Подводя итог, мы можем сделать следующие выводы:

    1.    Значительный процент трудностей в прохождении ребенком сепарационного процесса с матерью может быть обусловлен уровнем  эмоциональной зависимости личности матери.

    2.    Эмоциональная зависимость может рассматриваться не только в контексте отношений двух взрослых, но и может быть представлена в детско-родительских отношениях, где она является естественной для ребенка, но может иметь негативный характер в случае, если она выражена у матери.
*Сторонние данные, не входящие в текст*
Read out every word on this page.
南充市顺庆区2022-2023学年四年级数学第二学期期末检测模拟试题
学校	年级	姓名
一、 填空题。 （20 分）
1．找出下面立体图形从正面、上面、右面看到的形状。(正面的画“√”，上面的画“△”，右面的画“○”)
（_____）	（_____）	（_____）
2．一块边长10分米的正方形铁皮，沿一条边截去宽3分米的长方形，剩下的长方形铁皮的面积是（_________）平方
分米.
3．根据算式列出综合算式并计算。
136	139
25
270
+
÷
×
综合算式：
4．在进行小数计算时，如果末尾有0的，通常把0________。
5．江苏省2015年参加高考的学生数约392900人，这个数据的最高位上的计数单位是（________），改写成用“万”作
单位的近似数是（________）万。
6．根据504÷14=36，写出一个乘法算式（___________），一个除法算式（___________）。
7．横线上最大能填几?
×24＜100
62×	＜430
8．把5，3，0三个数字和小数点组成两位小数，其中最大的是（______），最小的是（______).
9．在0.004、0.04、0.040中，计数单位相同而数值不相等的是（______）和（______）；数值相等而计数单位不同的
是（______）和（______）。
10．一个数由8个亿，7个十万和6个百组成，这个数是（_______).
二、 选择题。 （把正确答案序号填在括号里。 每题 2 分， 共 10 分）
    3.    Травмы раннего развития, заложившие дефициты на этапе созависимости и/или противозависимости в детском опыте женщины, будут создавать предпосылки к нарушению прохождения сепарационного процесса между ней и ее детьми. 

Литература

1. Бриш К.Х. Терапия нарушений привязанности: от теории к практике.  Пер. с нем. — М.: Когито-Центр, 2014. — 316 с. 
2. Бергман Анни, Малер Маргарет С., Пайн Фред. Психологическое рождение человеческого младенца: Симбиоз и индивидуация. Пер. с англ. — М.: Когти-Центр, 2011. — 413с. 
3. Василенко М.А.  Привязанность ребенка к матери как фактор ранней социализации. //Психология 
4. Короленко Ц.П. Социодинамическая психиатрия/ Ц.П. Короленко, Н.В. Дмитриева. — Новосибирск: Изд-во НГПУ, 2001
5. Пестов М.Г.  Эмоциональная зависимость: от диагностики к стратегиям преодоления.  — М., СПБ.: Центр гуманитарных инициатив; Добросвет, 2019. -176 стр. 
6. Уайнхолд Б., Уайнхолд Дж. Освобождение от созависимости. Издание второе, переработанное. / Перевод с английского А.Г. Чеславской. — М.: Независимая фирма «Класс», 2019. -364 с.
7. Г.Г. Филиппова. Психология материнства: учебное пособие для среднего профессионального образования/ Г.Г. Филиппова. — 2-е изд., испр. и дом. — Москва: Издательствао Юрайт, 2020 — 212с.